We watched on television as the evacuation efforts were under way. Our hearts went out to the families as we saw nurses carrying babies close to them on stretchers. We learned of the daunting circumstances that they had to endure to safely evacuate each and every patient from the youngest and tiniest to the oldest. They were successful!

As much as possible in the NICU, we try to keep parents informed and prepare them for what will happen next. This may not always allay their fears. As we keep parents informed we support and empower them. What happens when a disaster like Hurricane Sandy strikes and routines, support systems, and trust that have been carefully built over weeks and months are immediately broken?

Intellectually we accept that the evacuation was the only option. However, emotions do not always catch on as quickly. Instead fear takes over. The initial fear is whether your fragile preemie or sick newborn, who responds to routine care by dropping his or her oxygen saturation, will be able to tolerate the ambulance trip to a new location. Then there are the changes that you will have to endure. It took time for you to trust the medical team who has been taking care of your baby and your family since birth.

The journey of parents of preemies and sick term newborns is an emotional journey. After initial feelings of guilt and blame you came to a place of being willing to trust the doctors, nurses, and the team. Maybe you had just begun to allow yourself to receive support from them. Maybe you had just begun to release those feelings of guilt and blame as you accepted that the early birth of your son or daughter was no ones fault, just as this untimely evacuation is.

As the safety of our NICU babies and their parents became paramount, moms and dads had to rely on blind faith. But fear of change and fear of the unknown still linger.
"Who are these new doctors, nurses, practitioners, and therapists? How will they care for my baby? What support systems are available for me at this new hospital?"

For the moms and dads in the NICU the evacuation meant more than a change in location. Their routines shifted. They had to find new ways to commute to the hospital in the face of altered modes of transportation and increased traffic because of the flooding and power outages in the city. They had to familiarize themselves with new visiting hours and hospital policies. In the NICU, they had to adjust to new routines, different equipment, and different styles of delivering excellent medical care.

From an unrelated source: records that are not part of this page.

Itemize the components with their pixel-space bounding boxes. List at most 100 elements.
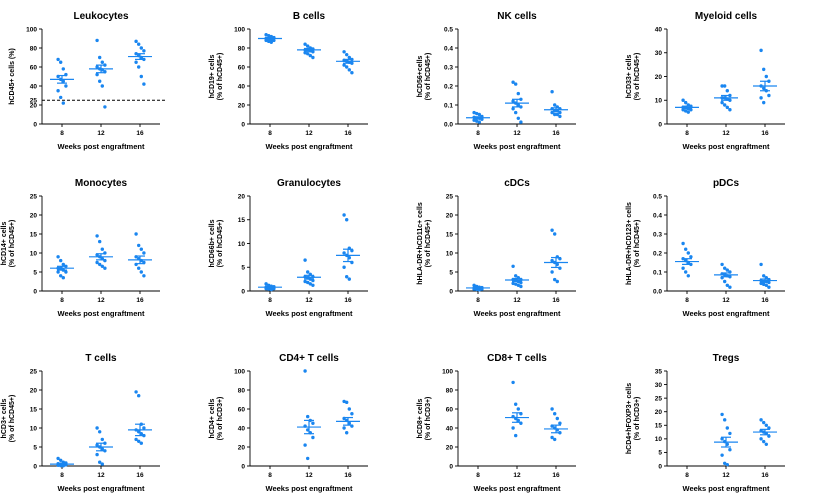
data-point [553,412,557,416]
y-tick-label: 0.0 [444,121,453,128]
data-point [511,264,515,268]
data-point [61,101,65,105]
panel-title: Tregs [713,353,740,364]
panel-title: Myeloid cells [695,11,758,22]
data-point [516,283,520,287]
data-point [134,390,138,394]
data-point [681,241,685,246]
data-point [555,416,559,421]
x-axis-label: Weeks post engraftment [683,484,770,493]
data-point [514,402,518,406]
data-point [342,50,346,54]
data-point [306,270,310,274]
data-point [342,213,346,217]
panel-leukocytes: Leukocytes 0 20 40 60 80 100 25 8 12 16 Weeks post … [9,11,166,151]
data-point [264,33,268,37]
data-point [142,82,146,86]
data-point [725,426,729,430]
data-point [345,218,349,222]
data-point [311,435,315,440]
x-tick-label: 12 [305,130,313,137]
data-point [511,80,515,84]
y-axis-label: (% of hCD3+) [425,397,432,441]
data-point [303,369,307,373]
data-point [95,234,99,238]
y-tick-label: 80 [30,45,38,52]
panel-title: pDCs [713,178,740,189]
data-point [728,431,732,436]
y-tick-label: 100 [234,26,245,33]
x-tick-label: 8 [685,472,689,479]
data-point [100,84,105,88]
x-axis-label: Weeks post engraftment [266,142,353,151]
data-point [95,38,99,43]
data-point [345,65,349,69]
data-point [137,42,141,46]
data-point [519,120,523,124]
y-axis-label: (% of hCD45+) [425,220,432,268]
data-point [59,95,63,100]
data-point [516,407,520,411]
y-axis-label: hHLA-DR+hCD123+ cells [626,202,633,285]
data-point [514,110,518,115]
y-tick-label: 15 [30,231,38,238]
data-point [311,55,315,60]
x-axis-label: Weeks post engraftment [58,309,145,318]
x-tick-label: 16 [344,472,352,479]
data-point [100,264,105,268]
y-tick-label: 100 [234,368,245,375]
data-point [100,437,105,442]
data-point [137,65,141,69]
data-point [56,89,60,93]
y-axis-label: hCD4+ cells [209,398,216,438]
data-point [103,266,107,270]
y-tick-label: 40 [238,83,246,90]
reference-tick-label: 25 [30,98,38,105]
data-point [98,262,102,267]
x-tick-label: 16 [761,297,769,304]
data-point [762,420,766,425]
y-axis-label: (% of hCD45+) [217,220,224,268]
y-axis-label: (% of hCD45+) [9,395,16,443]
y-axis-label: hHLA-DR+hCD11c+ cells [417,202,424,285]
data-point [269,287,273,292]
data-point [550,228,554,232]
data-point [725,283,729,287]
data-point [723,84,727,88]
y-tick-label: 0 [33,288,37,295]
y-tick-label: 100 [26,26,37,33]
y-tick-label: 25 [446,193,454,200]
y-tick-label: 20 [238,193,246,200]
data-point [514,282,518,286]
data-point [95,65,99,69]
data-point [767,285,771,289]
y-tick-label: 0 [33,121,37,128]
y-tick-label: 20 [30,387,38,394]
data-point [100,247,105,251]
data-point [514,274,518,278]
panel-cd8-t-cells: CD8+ T cells 0 20 40 60 80 100 8 12 16 Weeks post … [417,353,576,493]
data-point [514,433,518,438]
y-axis-label: hCD8+ cells [417,398,424,438]
data-point [142,426,146,430]
y-axis-label: hCD45+ cells (%) [9,48,16,105]
x-tick-label: 16 [344,297,352,304]
x-tick-label: 8 [685,297,689,304]
y-tick-label: 25 [30,368,38,375]
x-tick-label: 12 [97,472,105,479]
panel-title: Monocytes [75,178,128,189]
panel-title: cDCs [504,178,530,189]
y-axis-label: hCD66b+ cells [209,219,216,267]
data-point [347,277,351,281]
panel-t-cells: T cells 0 5 10 15 20 25 8 12 16 Weeks post engraft… [1,353,160,493]
data-point [477,120,481,124]
data-point [139,74,143,79]
y-axis-label: hCD33+ cells [626,55,633,99]
data-point [56,270,60,274]
y-tick-label: 80 [446,387,454,394]
data-point [511,380,515,385]
data-point [550,435,554,440]
y-tick-label: 10 [446,250,454,257]
data-point [61,67,65,71]
data-point [759,96,763,100]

Hurricane Sandy was so much more than a natural disaster. She abruptly broke bonds that had been formed between parents and medical staff. These were bonds that had been carefully nurtured over weeks and months of tears and fears to finally come to a place of mutual understanding. With Hurricane Sandy there was no pre-discharge planning to help mom and dad prepare for what comes next. There were no photo opportunities to commemorate their son or daughter leaving the unit. There were no goodbyes or best wishes from the staff who dedicated each day to the care of these precious babies. As the winds of Hurricane Sandy blew thru New York, she took with her much more than we can measure.